Wie auch andere Philosophien dieser Zeit wollte die Lehre von Konfuzius (551 bis 479 v. Chr.) einen Weg zu erneuter gesellschaftlicher Harmonie weisen. Die Lebenswelt, in der die innerfamiliäre Moral zugleich die Staatsmoral ist, war zerfallen. Konfuzius antwortete darauf mit einer Betonung verbindlicher Riten, die die Beziehungen zu den Ahnen, aber auch zwischen den Familienmitgliedern, regelten. Riten wurden zum Inbegriff des korrekten Verhaltens und schufen eine Ordnung der Lebenden und der Verstorbenen.

Der rechte Weg (Dao) wurde zum Inbegriff von Ordnung, und für den Konfuzianismus ist Ordnung in einer Gesellschaft nur dann möglich, wenn sich jeder Einzelne verpflichtet fühlt, durch sein Verhalten zu einer Gesamtordnung beizutragen.

Die staatlichen Strukturen der Frühzeit waren noch sehr von einer innerfamiliären Moral geprägt, die zugleich Staatsmoral war.
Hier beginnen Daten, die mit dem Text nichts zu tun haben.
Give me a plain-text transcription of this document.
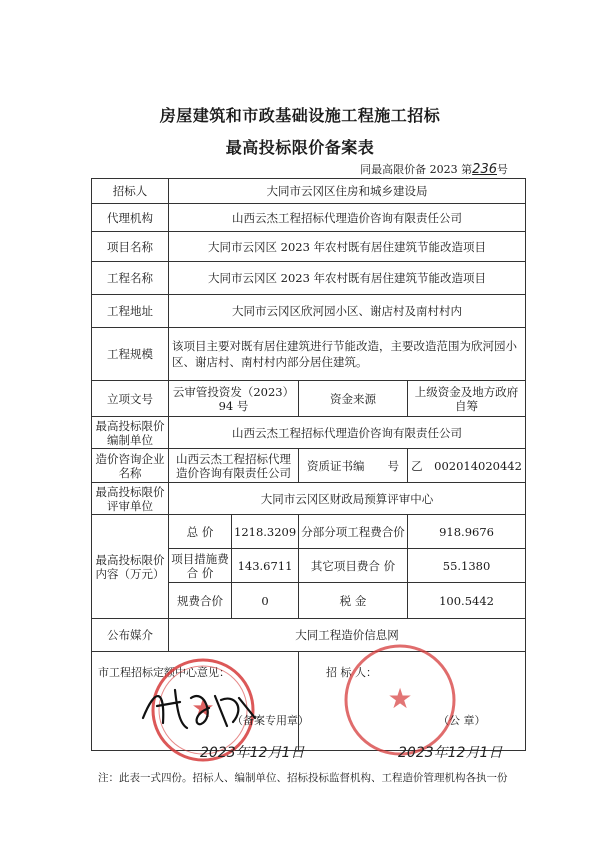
房屋建筑和市政基础设施工程施工招标
最高投标限价备案表
同最高限价备 2023 第236号
招标人	大同市云冈区住房和城乡建设局			
代理机构	山西云杰工程招标代理造价咨询有限责任公司			
项目名称	大同市云冈区 2023 年农村既有居住建筑节能改造项目			
工程名称	大同市云冈区 2023 年农村既有居住建筑节能改造项目			
工程地址	大同市云冈区欣河园小区、谢店村及南村村内			
工程规模	该项目主要对既有居住建筑进行节能改造，主要改造范围为欣河园小区、谢店村、南村村内部分居住建筑。			
立项文号	云审管投资发（2023）94 号		资金来源	上级资金及地方政府自筹
最高投标限价编制单位	山西云杰工程招标代理造价咨询有限责任公司			
造价咨询企业名称	山西云杰工程招标代理造价咨询有限责任公司		资质证书编　　号	乙　002014020442
最高投标限价评审单位	大同市云冈区财政局预算评审中心			
最高投标限价内容（万元）	总 价	1218.3209	分部分项工程费合价	918.9676
	项目措施费合 价	143.6711	其它项目费合 价	55.1380
	规费合价	0	税 金	100.5442
公布媒介	大同工程造价信息网			

市工程招标定额中心意见：	招 标 人：
★ （备案专用章）
2023年12月1日
★
（公 章）
2023年12月1日
注：此表一式四份。招标人、编制单位、招标投标监督机构、工程造价管理机构各执一份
Die Strukturen waren überschaubar und die Willkür der Handlungen des Herrschers wurde verstanden wie die Willkür im Familienverband oder Clan. Mit der Entstehung immer größerer politischer Einheiten in der Zeit der Streitenden Reiche entfernten sich Herrscher und Beherrschte jedoch zunehmend voneinander. Die wachsende Anzahl der Untertanen ließ es nicht mehr zu, dass Einzelfälle wie von einem Familienvater beurteilt werden konnten. Hier liegt der Beginn der Schematisierung der Beziehungen zwischen Herrscher und Beherrschten und auch zwischen den Beherrschten untereinander. Das Funktionieren großer staatlicher Einheiten erforderte verlässliche Entscheidungen, die nur durch eine Bindung an Regeln und Gesetze möglich waren. Gesetze wurden zunehmend als die Grundlage eines einigermaßen friedlichen Zusammenlebens betrachtet:

„Seit jeher hassen die Menschen einander. Das Herz der Menschen ist grausam. Daher erlässt [der Herrscher] Gesetze. Aus der Anwendung der Gesetze ergeben sich Riten. Aus der Durchführung der Riten erwächst Ordnung“ (Guanzi).

Anmerkungen/Fußnoten

  • 1
    Während der Zeit der Streitenden Reiche wurden die Lehren von Yin und Yang und den Fünf Wandlungsphasen entwickelt. Obwohl sich diese beiden Theorien zunächst getrennt entwickelt haben und, wie Paul Unschuld annimmt, auch miteinander konkurrierten, wurden sie während der frühen Han-Zeit (206 v. Chr. bis 221 n. Chr.) zu einem komplexen Ideensystem zusammengefasst. Seit dieser Zeit bilden sie die naturgesetzliche Grundlage der chinesischen Medizin, einer „Medizin der systematischen Entsprechungen“.